Bismillahirrahmanirrahim


İmam Gazali'nin öğütlerine devam ediyorum...

ALLAH'A KULLUK

 Sonra bana şunu sordun: Allahü Teâlâ'ya kulluk (ubudiyet) nasıl olur?
 Bu, üç şekilde olur:
 1 - Şeriatın hükümlerini korumakla,
 2 - Kaza ve kadere, Allahü Teâlâ'nın taksimatına rıza göstermekle, 
 3 - Kendi nefsinin isteklerine değil, Allahü Teâlâ'nın rızasına baş eğmekle olur.

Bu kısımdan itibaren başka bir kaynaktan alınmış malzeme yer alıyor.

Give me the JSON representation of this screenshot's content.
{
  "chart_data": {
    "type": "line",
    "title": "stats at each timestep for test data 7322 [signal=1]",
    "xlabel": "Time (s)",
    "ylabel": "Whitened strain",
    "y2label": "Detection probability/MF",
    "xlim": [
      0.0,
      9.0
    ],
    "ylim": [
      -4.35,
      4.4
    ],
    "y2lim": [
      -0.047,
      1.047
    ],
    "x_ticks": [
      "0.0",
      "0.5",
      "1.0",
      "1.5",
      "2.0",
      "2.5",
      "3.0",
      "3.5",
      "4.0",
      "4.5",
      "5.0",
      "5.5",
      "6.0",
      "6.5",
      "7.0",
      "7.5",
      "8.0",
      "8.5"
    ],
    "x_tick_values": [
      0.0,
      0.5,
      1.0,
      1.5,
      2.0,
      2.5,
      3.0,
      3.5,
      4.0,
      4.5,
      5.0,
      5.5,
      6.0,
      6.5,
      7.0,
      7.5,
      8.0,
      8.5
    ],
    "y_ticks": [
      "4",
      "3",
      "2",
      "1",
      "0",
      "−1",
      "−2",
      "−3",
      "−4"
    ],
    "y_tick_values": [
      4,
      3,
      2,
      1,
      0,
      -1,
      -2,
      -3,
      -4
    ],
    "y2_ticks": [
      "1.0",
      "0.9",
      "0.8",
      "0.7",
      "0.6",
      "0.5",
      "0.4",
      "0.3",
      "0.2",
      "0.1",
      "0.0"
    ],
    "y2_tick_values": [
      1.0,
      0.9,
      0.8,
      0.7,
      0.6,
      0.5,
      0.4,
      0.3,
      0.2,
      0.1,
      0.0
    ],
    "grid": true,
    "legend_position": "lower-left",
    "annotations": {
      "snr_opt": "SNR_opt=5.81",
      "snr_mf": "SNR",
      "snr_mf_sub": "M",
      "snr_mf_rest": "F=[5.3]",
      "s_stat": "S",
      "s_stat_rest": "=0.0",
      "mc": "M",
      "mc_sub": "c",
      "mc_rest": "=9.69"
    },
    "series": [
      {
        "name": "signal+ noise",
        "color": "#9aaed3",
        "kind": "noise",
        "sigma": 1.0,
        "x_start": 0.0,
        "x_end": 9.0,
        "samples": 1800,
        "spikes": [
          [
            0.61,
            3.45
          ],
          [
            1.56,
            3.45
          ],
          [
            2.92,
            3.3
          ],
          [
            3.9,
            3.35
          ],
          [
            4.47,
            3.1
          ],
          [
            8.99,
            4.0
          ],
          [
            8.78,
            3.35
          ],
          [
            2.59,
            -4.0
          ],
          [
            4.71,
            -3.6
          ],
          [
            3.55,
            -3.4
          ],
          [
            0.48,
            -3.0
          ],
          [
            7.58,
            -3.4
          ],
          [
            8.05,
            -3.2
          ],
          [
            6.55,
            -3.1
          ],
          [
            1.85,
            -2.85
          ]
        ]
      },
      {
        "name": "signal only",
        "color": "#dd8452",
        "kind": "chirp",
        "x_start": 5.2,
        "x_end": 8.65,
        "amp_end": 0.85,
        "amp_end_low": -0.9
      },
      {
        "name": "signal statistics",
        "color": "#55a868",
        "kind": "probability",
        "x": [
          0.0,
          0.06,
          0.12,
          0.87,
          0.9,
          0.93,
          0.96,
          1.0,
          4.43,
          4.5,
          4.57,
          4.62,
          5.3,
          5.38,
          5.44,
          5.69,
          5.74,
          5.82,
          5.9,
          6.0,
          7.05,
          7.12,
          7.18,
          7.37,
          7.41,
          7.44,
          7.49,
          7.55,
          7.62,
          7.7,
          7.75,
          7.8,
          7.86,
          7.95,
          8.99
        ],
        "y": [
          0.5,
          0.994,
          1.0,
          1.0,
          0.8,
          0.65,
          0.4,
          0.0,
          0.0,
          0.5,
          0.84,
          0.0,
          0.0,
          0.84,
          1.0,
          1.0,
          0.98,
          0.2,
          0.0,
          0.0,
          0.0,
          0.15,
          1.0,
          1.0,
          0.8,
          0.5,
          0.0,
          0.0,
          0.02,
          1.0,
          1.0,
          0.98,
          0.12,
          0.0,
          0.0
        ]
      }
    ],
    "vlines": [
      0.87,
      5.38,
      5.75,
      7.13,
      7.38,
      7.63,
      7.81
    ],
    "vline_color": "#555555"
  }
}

 Bir de Allah'a tevekkülü sormuştun. Tevekkül, bu âlemdeki bütün yaratıklar bir araya gelip önlemeğe çalışsalar da, Allahü Te-âlâ'nın senin için takdir edip yazdığı her şeyin seni bulacağına, yine bütün insanlar senin için çalışıp çabalasalar da Allahü Teâlâ'nın sana nasip etmediği bir şeyin eline geçmeyeceğine kesin olarak iman etmendir.

 İhlâsı da sormuştun. İhlâs, her işi Allah rızası için yapmak, insanların seni övmesine sevinmemek, yermelerine de aldırış etmemektir. Bilmiş ol ki, riya, halkın seni methedip olduğundan fazla büyütmesini istemenden doğar.

Halka karşı böyle bir riyadan kurtulmanın ilâcı şudur:
 İnsanları Allah'ın kudretine bağlanmış ve sana ne rahatlık ne de zorluk çıkarmak bakımından güçleri olmayan cansız varlıklar gibi kabul edersin. Şayet bu gibi kimseleri kudret ve irade sahibi olarak görürsen riya da senden uzaklaşmaz.

Bildiğinle amel etmelisin ki, bilmediklerin sana açıklansın. Bundan sonra bana ancak kalb diliyle, (yazı veya sözle değil), cevaplandırabilecek meseleleri, "Eğer onlar sabretmiş olsalardı kendileri için daha hayırlı olurdu" (Sûre: 49, âyet: 5) âyet-i kerimesine binaen sorma. Bu hususta Hızır aleyhisselâmın, "Ben sana ondan bahsetmedikçe, bana hiçbir şey sorma" (Sûre: 18, âyet: 70) mealindeki nasihatini kendine düstur et. Acele etme. Zamanı gelince cehalet örtüsü kalkar, her şey sana açılır, görürsün. Allahü Teâlâ'nın, "Size, âyetlerimi yakından göstereceğim. Acele etmeyiniz" (Sûre: 21, âyet: 37) âyet-i kerimesini düşün.

Zamanı gelmeden bana bir şey sorma. Şunu bilmiş ol ki, ancak yürümekle yol alırsın. Nitekim Allahü Teâlâ,"Onlar yeryüzünde dolaşıp kendilerinden evvelki kavimlerin akıbetlerinin nasıl olduğunu görmüyorlar mı?" (Sûre: 30, âyet: 9) buyuruyor.

Ey oğul! Allahü Teâlâ'ya yemin olsun, şayet bu yola girersen, her uğrak yerinde birçok acayip haller
görürsün. Nefsini feda et. Çünkü bu işin esası nefsi feda etmektir. Nitekim Zünnûn-i Mısrî (rahmetullahi aleyh) öğrencilerinden birisine, "Benliğinden geçebilirsen gel, yoksa sofilerin edebiyatıyla ve taşkın sözleriyle uğraşma" demiştir.


Devam edeceğim inşallah.

"Allahümme salli ala seyyidina Muhammedin ve ala alihi ve sahbihi ve sellim"

Tüm hata ettiklerim nefsimden, isabet ettiklerim Allah(cc)’dandır.